I used to think I was going to be a fiction writer. To that end, I wrote a number of mediocre short stories. I only have a few of them in electronic format, so it may be quite a while (years) before I get around to getting more of them up here. Hopefully I will, since they don't do anyone except me any good lurking in my overstuffed green folder, whereas here on the Internet someone might come across one and be entertained by it.

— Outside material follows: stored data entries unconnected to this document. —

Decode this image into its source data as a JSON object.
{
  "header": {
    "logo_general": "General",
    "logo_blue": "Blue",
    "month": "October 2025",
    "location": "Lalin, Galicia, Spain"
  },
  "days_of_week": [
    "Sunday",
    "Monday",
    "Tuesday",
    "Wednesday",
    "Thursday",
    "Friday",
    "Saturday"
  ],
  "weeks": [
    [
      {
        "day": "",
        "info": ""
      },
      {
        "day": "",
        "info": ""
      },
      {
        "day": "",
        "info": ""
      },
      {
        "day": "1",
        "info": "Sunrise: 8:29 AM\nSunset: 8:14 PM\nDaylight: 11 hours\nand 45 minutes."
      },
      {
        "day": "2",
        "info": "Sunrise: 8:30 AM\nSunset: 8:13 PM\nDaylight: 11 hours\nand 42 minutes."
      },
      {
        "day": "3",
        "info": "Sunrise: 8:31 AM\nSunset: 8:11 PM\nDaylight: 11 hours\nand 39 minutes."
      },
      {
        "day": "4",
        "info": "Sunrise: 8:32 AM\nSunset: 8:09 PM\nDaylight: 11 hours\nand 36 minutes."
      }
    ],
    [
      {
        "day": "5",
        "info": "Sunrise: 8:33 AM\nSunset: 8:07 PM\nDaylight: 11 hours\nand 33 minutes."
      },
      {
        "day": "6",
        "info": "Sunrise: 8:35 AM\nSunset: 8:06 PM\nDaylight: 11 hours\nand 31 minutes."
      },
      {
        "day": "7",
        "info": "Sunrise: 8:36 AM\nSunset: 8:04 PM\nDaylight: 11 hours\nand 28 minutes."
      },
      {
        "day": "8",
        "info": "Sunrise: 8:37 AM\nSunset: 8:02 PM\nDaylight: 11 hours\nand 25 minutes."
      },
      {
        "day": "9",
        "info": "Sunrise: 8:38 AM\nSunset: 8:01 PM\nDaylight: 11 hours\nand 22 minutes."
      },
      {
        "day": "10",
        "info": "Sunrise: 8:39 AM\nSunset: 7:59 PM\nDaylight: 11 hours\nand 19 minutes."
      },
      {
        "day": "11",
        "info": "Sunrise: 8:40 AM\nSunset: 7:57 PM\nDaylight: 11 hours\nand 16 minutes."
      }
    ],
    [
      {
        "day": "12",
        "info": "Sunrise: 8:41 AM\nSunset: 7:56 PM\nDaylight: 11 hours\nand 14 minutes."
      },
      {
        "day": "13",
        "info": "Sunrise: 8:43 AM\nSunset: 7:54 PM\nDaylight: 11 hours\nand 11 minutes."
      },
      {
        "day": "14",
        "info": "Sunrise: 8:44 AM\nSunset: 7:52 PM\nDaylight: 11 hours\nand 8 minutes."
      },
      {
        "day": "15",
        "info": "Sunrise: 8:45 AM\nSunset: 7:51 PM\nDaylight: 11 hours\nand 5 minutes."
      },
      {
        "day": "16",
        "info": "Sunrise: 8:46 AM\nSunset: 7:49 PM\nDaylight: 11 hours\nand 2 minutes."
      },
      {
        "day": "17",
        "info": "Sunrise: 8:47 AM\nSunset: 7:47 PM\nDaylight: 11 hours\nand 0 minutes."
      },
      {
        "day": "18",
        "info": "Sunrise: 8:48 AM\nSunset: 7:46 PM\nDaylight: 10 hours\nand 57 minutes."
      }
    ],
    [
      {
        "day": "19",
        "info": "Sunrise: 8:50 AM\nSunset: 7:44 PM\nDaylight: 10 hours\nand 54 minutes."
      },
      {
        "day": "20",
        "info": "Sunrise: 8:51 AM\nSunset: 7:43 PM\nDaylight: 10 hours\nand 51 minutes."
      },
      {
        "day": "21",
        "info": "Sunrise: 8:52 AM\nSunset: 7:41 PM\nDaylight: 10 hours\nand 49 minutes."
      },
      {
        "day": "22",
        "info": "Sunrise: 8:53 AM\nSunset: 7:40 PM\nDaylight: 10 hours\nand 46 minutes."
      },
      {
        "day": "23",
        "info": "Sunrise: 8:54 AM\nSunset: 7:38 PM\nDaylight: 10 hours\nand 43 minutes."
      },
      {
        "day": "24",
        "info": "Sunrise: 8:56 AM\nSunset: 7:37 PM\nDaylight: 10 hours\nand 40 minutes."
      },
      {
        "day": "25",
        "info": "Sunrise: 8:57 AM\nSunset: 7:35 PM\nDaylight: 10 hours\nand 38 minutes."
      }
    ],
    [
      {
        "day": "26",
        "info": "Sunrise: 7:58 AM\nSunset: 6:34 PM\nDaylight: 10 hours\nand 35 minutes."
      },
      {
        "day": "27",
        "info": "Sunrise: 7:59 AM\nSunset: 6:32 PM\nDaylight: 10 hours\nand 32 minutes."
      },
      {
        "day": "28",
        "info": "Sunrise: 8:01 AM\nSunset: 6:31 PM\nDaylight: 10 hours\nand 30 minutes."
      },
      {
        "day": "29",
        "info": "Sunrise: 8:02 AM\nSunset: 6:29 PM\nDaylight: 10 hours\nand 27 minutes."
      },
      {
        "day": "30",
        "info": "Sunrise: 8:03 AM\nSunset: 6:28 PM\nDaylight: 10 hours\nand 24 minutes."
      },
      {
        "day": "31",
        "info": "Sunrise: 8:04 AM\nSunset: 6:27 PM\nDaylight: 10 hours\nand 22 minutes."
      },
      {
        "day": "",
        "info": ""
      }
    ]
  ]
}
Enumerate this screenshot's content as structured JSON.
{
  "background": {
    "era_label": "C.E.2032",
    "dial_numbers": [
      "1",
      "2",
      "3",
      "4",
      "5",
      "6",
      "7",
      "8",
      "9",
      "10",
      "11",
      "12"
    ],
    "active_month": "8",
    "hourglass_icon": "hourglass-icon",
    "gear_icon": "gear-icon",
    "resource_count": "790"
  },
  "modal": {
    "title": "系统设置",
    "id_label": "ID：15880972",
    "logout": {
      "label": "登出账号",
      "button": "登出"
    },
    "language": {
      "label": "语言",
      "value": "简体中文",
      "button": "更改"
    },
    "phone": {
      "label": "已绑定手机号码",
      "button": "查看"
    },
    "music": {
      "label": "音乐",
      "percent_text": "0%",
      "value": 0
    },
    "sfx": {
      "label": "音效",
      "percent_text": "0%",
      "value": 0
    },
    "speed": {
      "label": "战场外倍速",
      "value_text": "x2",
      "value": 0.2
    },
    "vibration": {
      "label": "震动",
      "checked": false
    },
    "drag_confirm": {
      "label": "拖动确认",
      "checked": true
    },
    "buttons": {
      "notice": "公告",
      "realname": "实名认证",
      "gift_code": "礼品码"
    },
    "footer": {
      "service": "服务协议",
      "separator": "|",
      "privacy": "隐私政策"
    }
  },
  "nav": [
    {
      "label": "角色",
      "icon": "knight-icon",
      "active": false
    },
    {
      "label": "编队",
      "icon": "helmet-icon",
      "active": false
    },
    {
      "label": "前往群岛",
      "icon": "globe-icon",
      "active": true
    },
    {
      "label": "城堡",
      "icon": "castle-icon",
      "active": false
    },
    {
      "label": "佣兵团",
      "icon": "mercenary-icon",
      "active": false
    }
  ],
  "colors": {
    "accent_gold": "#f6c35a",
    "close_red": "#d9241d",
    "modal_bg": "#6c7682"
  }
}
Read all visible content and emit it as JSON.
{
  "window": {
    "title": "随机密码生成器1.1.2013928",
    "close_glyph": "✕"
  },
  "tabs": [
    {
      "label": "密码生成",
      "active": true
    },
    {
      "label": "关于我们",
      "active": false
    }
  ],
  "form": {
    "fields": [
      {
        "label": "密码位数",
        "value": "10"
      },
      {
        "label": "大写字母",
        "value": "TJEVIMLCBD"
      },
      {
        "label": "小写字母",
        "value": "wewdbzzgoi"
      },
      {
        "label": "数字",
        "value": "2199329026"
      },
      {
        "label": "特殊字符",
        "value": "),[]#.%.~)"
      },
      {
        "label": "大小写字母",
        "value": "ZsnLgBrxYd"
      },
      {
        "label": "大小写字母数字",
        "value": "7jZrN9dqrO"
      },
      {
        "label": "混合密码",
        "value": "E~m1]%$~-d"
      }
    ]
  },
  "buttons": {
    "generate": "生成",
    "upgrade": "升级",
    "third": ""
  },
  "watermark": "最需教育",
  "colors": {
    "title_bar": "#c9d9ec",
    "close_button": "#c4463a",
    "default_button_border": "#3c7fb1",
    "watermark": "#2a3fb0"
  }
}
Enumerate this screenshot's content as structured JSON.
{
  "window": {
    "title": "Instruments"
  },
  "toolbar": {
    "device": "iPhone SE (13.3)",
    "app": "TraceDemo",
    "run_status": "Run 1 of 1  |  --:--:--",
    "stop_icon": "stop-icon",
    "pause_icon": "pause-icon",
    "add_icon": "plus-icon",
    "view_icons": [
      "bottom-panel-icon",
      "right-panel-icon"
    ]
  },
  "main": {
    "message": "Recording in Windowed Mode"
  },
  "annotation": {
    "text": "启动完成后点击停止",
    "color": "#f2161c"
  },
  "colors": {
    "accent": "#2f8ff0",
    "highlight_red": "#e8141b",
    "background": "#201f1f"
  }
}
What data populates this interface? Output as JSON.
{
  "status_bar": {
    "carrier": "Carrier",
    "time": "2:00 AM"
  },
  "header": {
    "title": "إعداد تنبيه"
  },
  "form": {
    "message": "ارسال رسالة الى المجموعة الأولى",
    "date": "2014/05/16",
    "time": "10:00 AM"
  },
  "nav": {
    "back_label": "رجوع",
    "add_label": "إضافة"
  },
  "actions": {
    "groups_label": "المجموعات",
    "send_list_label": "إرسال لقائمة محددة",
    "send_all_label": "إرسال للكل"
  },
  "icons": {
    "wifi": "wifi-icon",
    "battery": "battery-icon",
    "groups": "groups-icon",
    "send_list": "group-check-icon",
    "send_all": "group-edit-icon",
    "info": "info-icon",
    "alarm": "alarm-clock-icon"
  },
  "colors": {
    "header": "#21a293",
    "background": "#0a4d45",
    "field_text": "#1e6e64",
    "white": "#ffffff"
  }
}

There are basically two phases to my writing. The first, lasting up until the end of my freshman year in college and having its height during the Creative Writing class I took in my senior spring of high school, was largely fantasy. I had harbored dreams of writing a fantasy novel ever since reading Lord of the Rings in elementary school, but most of my attempts didn't go anywhere (though I still have two more-or-less finished but poor quality manuscripts hanging around). A short story was sometimes an attempt to explore a world -- it was the world, not the story, that was the driving force -- I would have liked to give a longer treatment to. My second phase, largely coinciding with the Creative Writing class I took the fall of my sophomore year of college, constitutes what I think of as my "Slate Hill" stories. The professor forbade us to write fantasy or science fiction, so I based my work on a fictional town fairly transparently inspired by my hometown of Palmerton, PA. Many of the characters and scenarios are also inspired by things I've seen there, but none of them are meant to constitute any sort of commentary on the people involved -- I just took real events as jumping-off points for creating fictional ones.
The Red Cloak
My goal in writing this was to do a deeper character than those in my earlier stories. Unfortunately, I wound up more with a nervous tic and elaborate battle scenes.
The Holy Sword
The world this story is set in is about as stereotypical for fantasy as you can get. I like to think that setting aside world-building questions allowed me to do a better job of plot and characterization than I'd been able to manage previously
A Gift From He Who Finds The Waters
I had high hopes for the world this story is set in, which is pretty clearly based on pre-Colombian Andean culture. Unfortunately I never came up with a longer story to tell in it.
The Lost One
This tale of post-apocalyptic Peru was the final project for my freshman seminar, Basic Themes In Science Fiction. The local color (which I don't claim any high standard of accuracy for) came from another class I was taking on the culture of Peru. I had a bit of fun with the language in this one, doing things like finding key Quechua words (thanks to Gary Urton for the translation of "chinkan") and picking names that Peruvians would see as city-folk names or country-folk names.
Left, Right, Left
This was the second, and best, of my Slate Hill stories. Prof. Becker told me he never expected to read a story with the line "He had a hankering for some pierogies."
This story originally ended with a cutesy little line about "be prepared." Luckily the other people in the class convinced me to re-write the last scene.
This is the last of the Slate Hill stories (so far), though it's set in the Northern Territory of Australia. Liz Hurd was a friend I met down under, who asked to be put in one of my stories.